Another holiday project for me was to work on reducing the load time for my pages. There were a few reasons for this:
- I was using bandwidth like it was going out of fashion and finally was about to violate my (very generous) limits
- My pages were taking a ridiculous time to load and it was just embarrassing
- Google have very publically been stating that page speed is important for ranking (and the whole web has focussed on this in 2010)
As such I used my webalizer log file analytics package to pull out the highest bandwidth files and I isolated that the moo tools js (I was using for some super simple text animation) and a promotion banner were using 40% of the bandwidth. Although this is stating the obvious usually 90% of the actual impact of the problem you are dealing with is driven by 10% of the problems. Webalizer is a great way (on bandwidth usage) of homing in on the causes.
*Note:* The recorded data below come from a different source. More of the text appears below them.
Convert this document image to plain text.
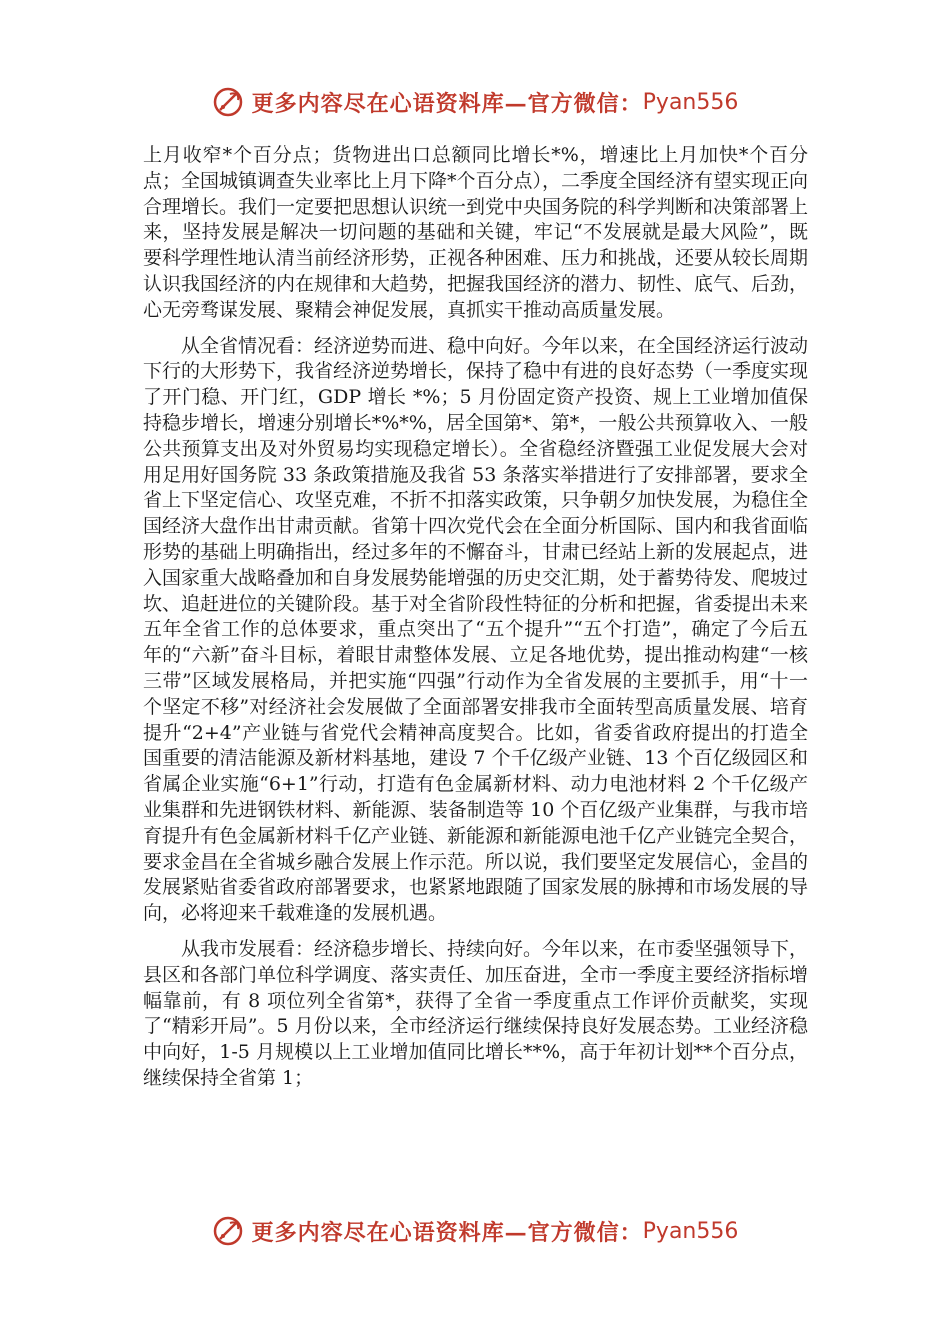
更多内容尽在心语资料库—官方微信： Pyan556

上月收窄*个百分点；货物进出口总额同比增长*%，增速比上月加快*个百分点；全国城镇调查失业率比上月下降*个百分点），二季度全国经济有望实现正向合理增长。我们一定要把思想认识统一到党中央国务院的科学判断和决策部署上来，坚持发展是解决一切问题的基础和关键，牢记“不发展就是最大风险”，既要科学理性地认清当前经济形势，正视各种困难、压力和挑战，还要从较长周期认识我国经济的内在规律和大趋势，把握我国经济的潜力、韧性、底气、后劲，心无旁骛谋发展、聚精会神促发展，真抓实干推动高质量发展。

从全省情况看：经济逆势而进、稳中向好。今年以来，在全国经济运行波动下行的大形势下，我省经济逆势增长，保持了稳中有进的良好态势（一季度实现了开门稳、开门红，GDP 增长 *%；5 月份固定资产投资、规上工业增加值保持稳步增长，增速分别增长*%*%，居全国第*、第*，一般公共预算收入、一般公共预算支出及对外贸易均实现稳定增长）。全省稳经济暨强工业促发展大会对用足用好国务院 33 条政策措施及我省 53 条落实举措进行了安排部署，要求全省上下坚定信心、攻坚克难，不折不扣落实政策，只争朝夕加快发展，为稳住全国经济大盘作出甘肃贡献。省第十四次党代会在全面分析国际、国内和我省面临形势的基础上明确指出，经过多年的不懈奋斗，甘肃已经站上新的发展起点，进入国家重大战略叠加和自身发展势能增强的历史交汇期，处于蓄势待发、爬坡过坎、追赶进位的关键阶段。基于对全省阶段性特征的分析和把握，省委提出未来五年全省工作的总体要求，重点突出了“五个提升”“五个打造”，确定了今后五年的“六新”奋斗目标，着眼甘肃整体发展、立足各地优势，提出推动构建“一核三带”区域发展格局，并把实施“四强”行动作为全省发展的主要抓手，用“十一个坚定不移”对经济社会发展做了全面部署安排我市全面转型高质量发展、培育提升“2+4”产业链与省党代会精神高度契合。比如，省委省政府提出的打造全国重要的清洁能源及新材料基地，建设 7 个千亿级产业链、13 个百亿级园区和省属企业实施“6+1”行动，打造有色金属新材料、动力电池材料 2 个千亿级产业集群和先进钢铁材料、新能源、装备制造等 10 个百亿级产业集群，与我市培育提升有色金属新材料千亿产业链、新能源和新能源电池千亿产业链完全契合，要求金昌在全省城乡融合发展上作示范。所以说，我们要坚定发展信心，金昌的发展紧贴省委省政府部署要求，也紧紧地跟随了国家发展的脉搏和市场发展的导向，必将迎来千载难逢的发展机遇。

从我市发展看：经济稳步增长、持续向好。今年以来，在市委坚强领导下，县区和各部门单位科学调度、落实责任、加压奋进，全市一季度主要经济指标增幅靠前，有 8 项位列全省第*，获得了全省一季度重点工作评价贡献奖，实现了“精彩开局”。5 月份以来，全市经济运行继续保持良好发展态势。工业经济稳中向好，1-5 月规模以上工业增加值同比增长**%，高于年初计划**个百分点，继续保持全省第 1；

更多内容尽在心语资料库—官方微信： Pyan556
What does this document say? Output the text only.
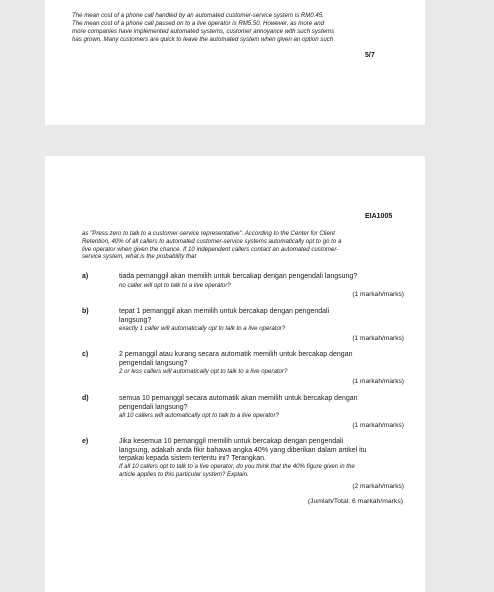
The mean cost of a phone call handled by an automated customer-service system is RM0.45.

The mean cost of a phone call passed on to a live operator is RM5.50. However, as more and

more companies have implemented automated systems, customer annoyance with such systems

has grown. Many customers are quick to leave the automated system when given an option such

5/7
EIA1005
as "Press zero to talk to a customer-service representative". According to the Center for Client
Retention, 40% of all callers to automated customer-service systems automatically opt to go to a
live operator when given the chance. If 10 independent callers contact an automated customer-
service system, what is the probability that
a)	tiada pemanggil akan memilih untuk bercakap dengan pengendali langsung?
no caller will opt to talk to a live operator?
(1 markah/marks)
b)	tepat 1 pemanggil akan memilih untuk bercakap dengan pengendali
langsung?
exactly 1 caller will automatically opt to talk to a live operator?
(1 markah/marks)
c)	2 pemanggil atau kurang secara automatik memilih untuk bercakap dengan
pengendali langsung?
2 or less callers will automatically opt to talk to a live operator?
(1 markah/marks)
d)	semua 10 pemanggil secara automatik akan memilih untuk bercakap dengan
pengendali langsung?
all 10 callers will automatically opt to talk to a live operator?
(1 markah/marks)
e)	Jika kesemua 10 pemanggil memilih untuk bercakap dengan pengendali
langsung, adakah anda fikir bahawa angka 40% yang diberikan dalam artikel itu
terpakai kepada sistem tertentu ini? Terangkan.
If all 10 callers opt to talk to a live operator, do you think that the 40% figure given in the
article applies to this particular system? Explain.
(2 markah/marks)
(Jumlah/Total: 6 markah/marks)
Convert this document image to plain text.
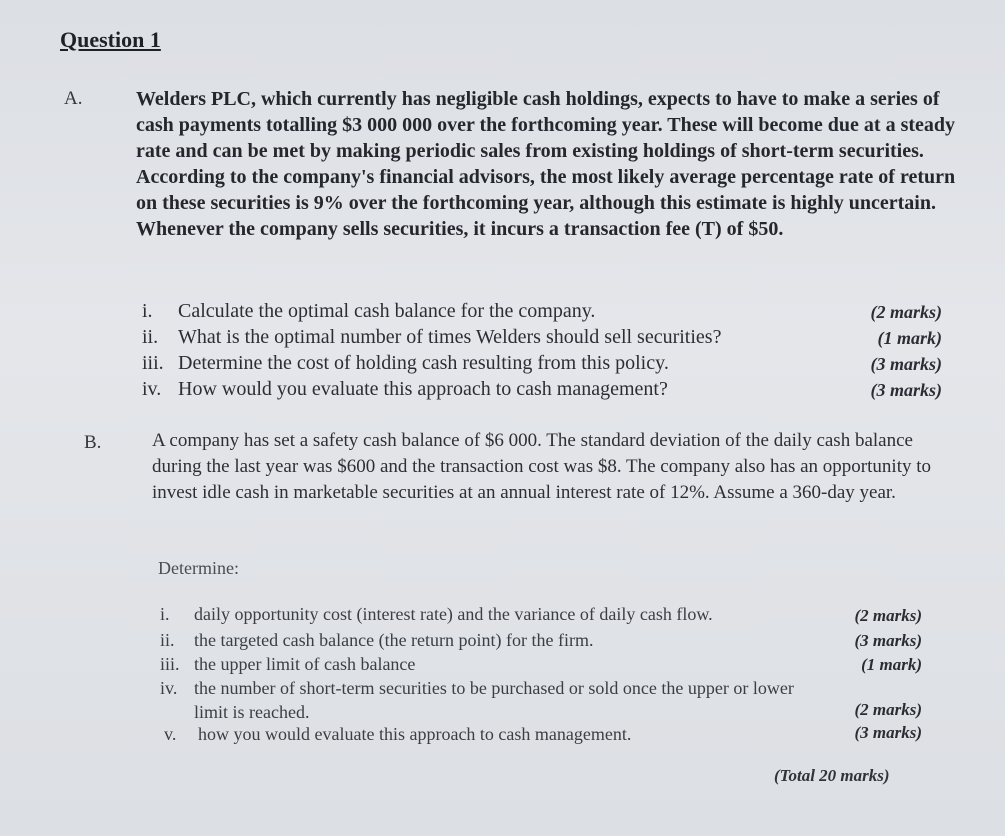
Question 1
A.	Welders PLC, which currently has negligible cash holdings, expects to have to make a series of cash payments totalling $3 000 000 over the forthcoming year. These will become due at a steady rate and can be met by making periodic sales from existing holdings of short-term securities. According to the company's financial advisors, the most likely average percentage rate of return on these securities is 9% over the forthcoming year, although this estimate is highly uncertain. Whenever the company sells securities, it incurs a transaction fee (T) of $50.

i.	Calculate the optimal cash balance for the company.	(2 marks)
ii. What is the optimal number of times Welders should sell securities?	(1 mark)
iii. Determine the cost of holding cash resulting from this policy.	(3 marks)
iv. How would you evaluate this approach to cash management?	(3 marks)
B.	A company has set a safety cash balance of $6 000. The standard deviation of the daily cash balance during the last year was $600 and the transaction cost was $8. The company also has an opportunity to invest idle cash in marketable securities at an annual interest rate of 12%. Assume a 360-day year.

Determine:
i.	daily opportunity cost (interest rate) and the variance of daily cash flow.	(2 marks)
ii.	the targeted cash balance (the return point) for the firm.	(3 marks)
iii. the upper limit of cash balance	(1 mark)
iv. the number of short-term securities to be purchased or sold once the upper or lower
limit is reached.	(2 marks)
v.	how you would evaluate this approach to cash management.	(3 marks)
(Total 20 marks)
I did about 2hrs of work to hack everything around and reduced my bandwidth usage by 25%. The surprise for me was that I saw an immediate impact on my data:
All year my pages per visitor has been down substantially. Users were getting bored and leaving the site faster. Reducing the page weight by 40% increased my page views per visitor by 25%. What was really interesting about this is that it stood out in all my data. For example even though I should have cut total bandwidth usage by 40% it only went down 25% since the number of pages being downloaded from the site spiked substantially. This was awesome to see :)
Wow... never thought it'd make such a dramatic difference. Have you seen an uplift in referral traffic from Google too? And what about visitor loyalty (repeat visits)?